Computing Engineer

£6560.12 - £9367.41 per month
15 Feb 2018
15 Mar 2018
CERN European
Job Type

The CERN IT Department is completing the re-engineering of the monitoring and alarms infrastructure for the IT Data Centres and for the WLCG Grid Infrastructure. Therefore, the monitoring team is designing, developing and deploying the unified monitoring and alarms infrastructure that is progressively replacing the IT and WLCG specific solutions. This unified monitoring covers all phases of the dataflow such as collecting metrics and logs, live online data streaming, large-scale analytics and comprehensive alarms.

As a Computing Engineer in the IT-CM Group, you will contribute to the development, operations of the CERN unified monitoring and alarms infrastructure across a wide range of platforms and technologies needed to stream, analyse and store metrics collected, with a frequency of 80k metrics/sec, from:
  • The CERN Data Centres compute and storage resources (e.g. 35k VMs, > 8k hosts);
  • The WLCG world-wide activities for data transfers, jobs execution and resources availability on more than 300 grid sites.

The unified monitoring infrastructure is fully deployed and managed at CERN by the Monitoring team and is based on established open source technologies, such as Collectd, Kafka, Spark, ElasticSearch, HDFS, InfluxDB and Grafana.

Your main activities will consist of:
  • Key contribution in the development and improvement of the monitoring service.
  • Operation and support of the monitoring infrastructure service.
  • User support on monitoring for other IT services and joining the regular support rota for IT Data Centres and WLCG Grid users.
  • Advice and solution design to IT service managers and LHC experiments staff on the use of the unified monitoring infrastructure and of the monitoring data.
  • Management of the monitoring services which includes third level service user support, deployment of software packages, operation of the service with verification of performance and security.
  • Automation using Agile/DevOps tools such as Puppet to support monitoring within the standard CERN IT procedures.
  • Collaboration in the CERN IT change management procedures.
  • Definition, documentation and implementation of procedures following the standards of the IT Department.
  • Close collaboration with other IT groups, departments and physics experiments at CERN.
  • Interaction and contribution to Open Source communities such and Grafana and Collectd.

Qualification required
Master's degree or PhD or equivalent relevant experience in the field of Computer Science or related field.

The experience required for this post is:
  • Proven experience in software development, with knowledge of established open source technologies such as Collectd, Kafka, Spark, ElasticSearch, InfluxDB and Grafana.
  • Managing large-scale server deployments in a complex environment such as OpenStack cloud services or virtualisation systems such as KVM.
  • Performing automation tasks using scripting languages such as Python and deploying services using configuration system solutions such as Puppet.
  • Analysis of performance to scale them to the monitoring infrastructure to an ever-growing workload.

The technical competencies required for this post are:
  • Programming/Software development: commitment to work in an agile development environment in a young and motivated team of engineers.
  • IT operations: deliver and support properly-engineered it services and products to meet the needs of CERN.
  • Design and selection of methods and tools: analyse sub-optimum procedures, streamline and document new ones; optimisation of existing tools and selection of the most appropriate one f.
  • Technical advice and guidance: handling of special user requests; development of technical expertise within the team.
  • Change management: coordination of changes within and outside the group.
  • Release management: organisation of large scale deployments in a complex environment.

The language competencies required are:
  • Spoken and written English: ability to draw-up technical specifications, documentation and/or scientific reports.
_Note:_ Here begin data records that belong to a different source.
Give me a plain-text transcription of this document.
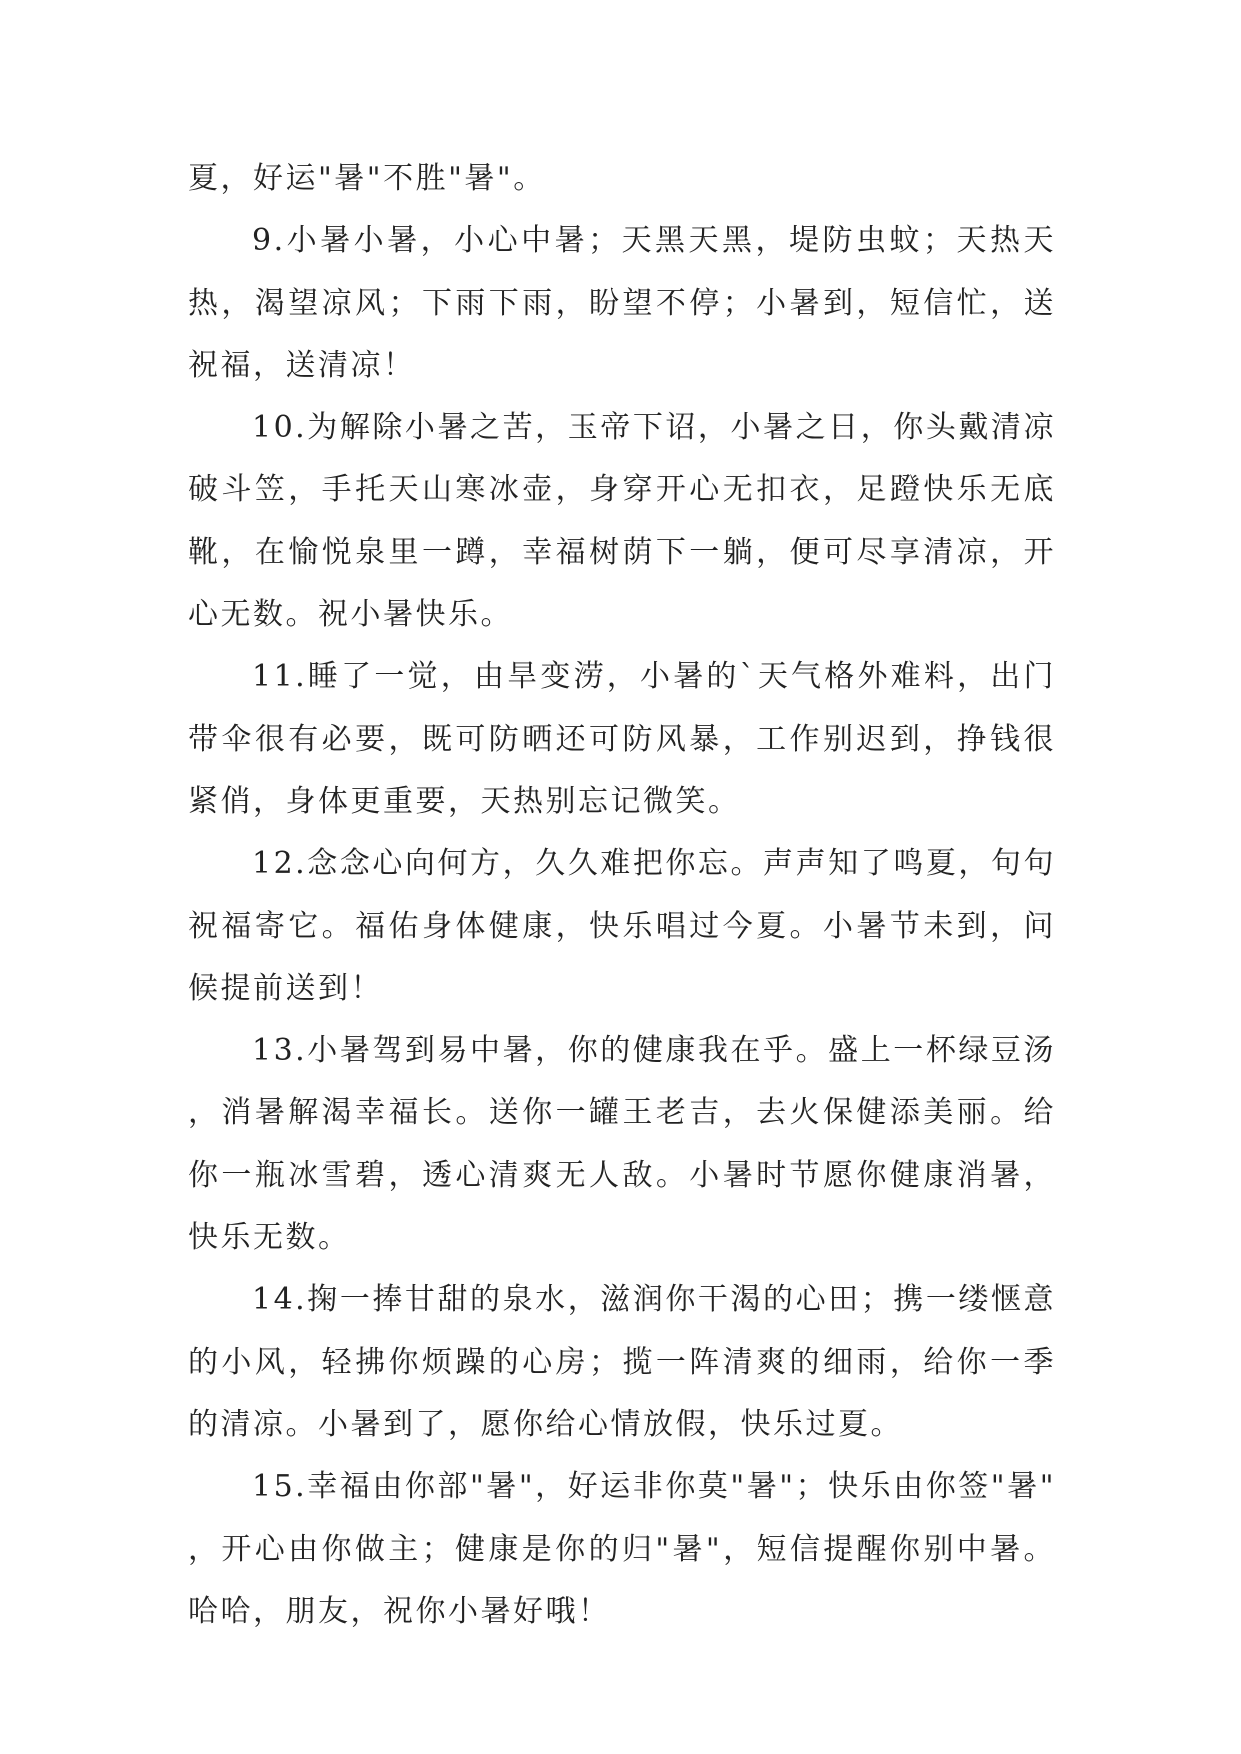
夏，好运"暑"不胜"暑"。

9.小暑小暑，小心中暑；天黑天黑，堤防虫蚊；天热天热，渴望凉风；下雨下雨，盼望不停；小暑到，短信忙，送祝福，送清凉！

10.为解除小暑之苦，玉帝下诏，小暑之日，你头戴清凉破斗笠，手托天山寒冰壶，身穿开心无扣衣，足蹬快乐无底靴，在愉悦泉里一蹲，幸福树荫下一躺，便可尽享清凉，开心无数。祝小暑快乐。

11.睡了一觉，由旱变涝，小暑的`天气格外难料，出门带伞很有必要，既可防晒还可防风暴，工作别迟到，挣钱很紧俏，身体更重要，天热别忘记微笑。

12.念念心向何方，久久难把你忘。声声知了鸣夏，句句祝福寄它。福佑身体健康，快乐唱过今夏。小暑节未到，问候提前送到！

13.小暑驾到易中暑，你的健康我在乎。盛上一杯绿豆汤，消暑解渴幸福长。送你一罐王老吉，去火保健添美丽。给你一瓶冰雪碧，透心清爽无人敌。小暑时节愿你健康消暑，快乐无数。

14.掬一捧甘甜的泉水，滋润你干渴的心田；携一缕惬意的小风，轻拂你烦躁的心房；揽一阵清爽的细雨，给你一季的清凉。小暑到了，愿你给心情放假，快乐过夏。

15.幸福由你部"暑"，好运非你莫"暑"；快乐由你签"暑"，开心由你做主；健康是你的归"暑"，短信提醒你别中暑。哈哈，朋友，祝你小暑好哦！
Basic knowledge of French or an undertaking to acquire it rapidly.

This vacancy will be filled as soon as possible, and applications should normally reach us no later than 12.03.2018.

We offer a limited-duration contract for a period of 5 years.

These functions require:

  • Participation in a regular stand-by duty, including nights, Sundays and public holidays.
  • Stand-by duty, when required by the needs of the Organization.
  • Work during nights, Sundays and official holidays, when required by the needs of the Organization.